それに気づいた重臣たちは、あわてて、その後ろを追った。その数、わずか十騎である。


残された家臣たちは大慌てである。とる物ももとりあえず、遅れてはならじと上洛の支度にかかる。馬借を集め荷駄を馬に背負わせ、大慌ての岐阜城下となった。


信長は駆けに駆け、本来であれば三日はかかる道のりを二日で駆け通し、八日の夜に本國寺に到着した。時、すべてが勝たずいていた。


「秀吉殿、危のうござったな。御働き感謝申し上げる」と光秀。

「危のうござりましたな、明智殿。将軍義輝様の時と同じゃの。わしも信長様に面目が立った」と秀吉。


到着した信長はすぐに義昭に面会した。


「おう、織田殿、織田殿。よう参ってこりゃれた。なんとも恐ろしかったぞ。兄のことを思い出し申した。予も同じ運命をたどるのかと思うと生きた心地がせなんだ。もう岐阜には戻らずここにいてはくれぬか。そち達の家臣の相働き満足である褒美をとらす」と一気にまくし立てた。


「此度の事、ご心配をおかけ申した。ご心配はいらぬ事。この信長が予期に計らいますうえ」と、落ち着き払った低い声で答えた。


信長になど頼らずともなんとでもなると思っていた義昭の考えは甘く誤算となった。

結局のところ信長に命を含めてすべてをゆだねていかなければならない自分を苦々しく思っていた。


こののち、信長は守備に当たった家臣たちを集めて慰労した。

「皆の者、よき働きであった。褒美を取らす」とひとこと。


さらに秀吉の方に向き直り、

「秀吉。どうであった。よき働きができたであろう。楽しかろう」と、高笑いした。


信長は、家臣たちの働きを褒めるとともに、実は内心この事件をとても憂えていたが、まずは三好勢の追討であると考えた。


三好義継、細川藤孝、池田勝正らは、追撃のため勝竜寺城まで進駐。総崩れした三好軍は、洛中に到着した信長軍にさらに追われるようにしていった。


九日、信長軍は、撤退する三好軍を追いながら、彼らに加勢した堺まで兵を進めこれを攻撃した。信長は三好に味方した堺の会合衆三十六人に対して、矢銭を課して自治権を取り上げた。

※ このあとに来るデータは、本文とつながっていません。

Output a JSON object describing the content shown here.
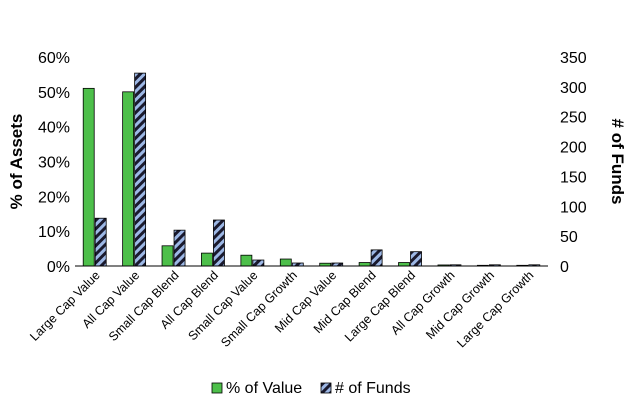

三好政康は命からがら阿波に逃げ帰ったのち、五月に思いをどけられぬまま死去する。三好長逸、岩成友通は、その後も義昭と対峙するが勝算はもはやなくなってしまった。


この状況を見ていた本願寺の顕如は、十五日、信長の二度目の上洛を祝い信長へ献物した。近衛をかくまっていた本願寺が三好を動かしたのではないかという痛い腹を探られることを避けるための事前行動であった。水面下の人々がなんとはなく連動して動き出す予感のする春であった。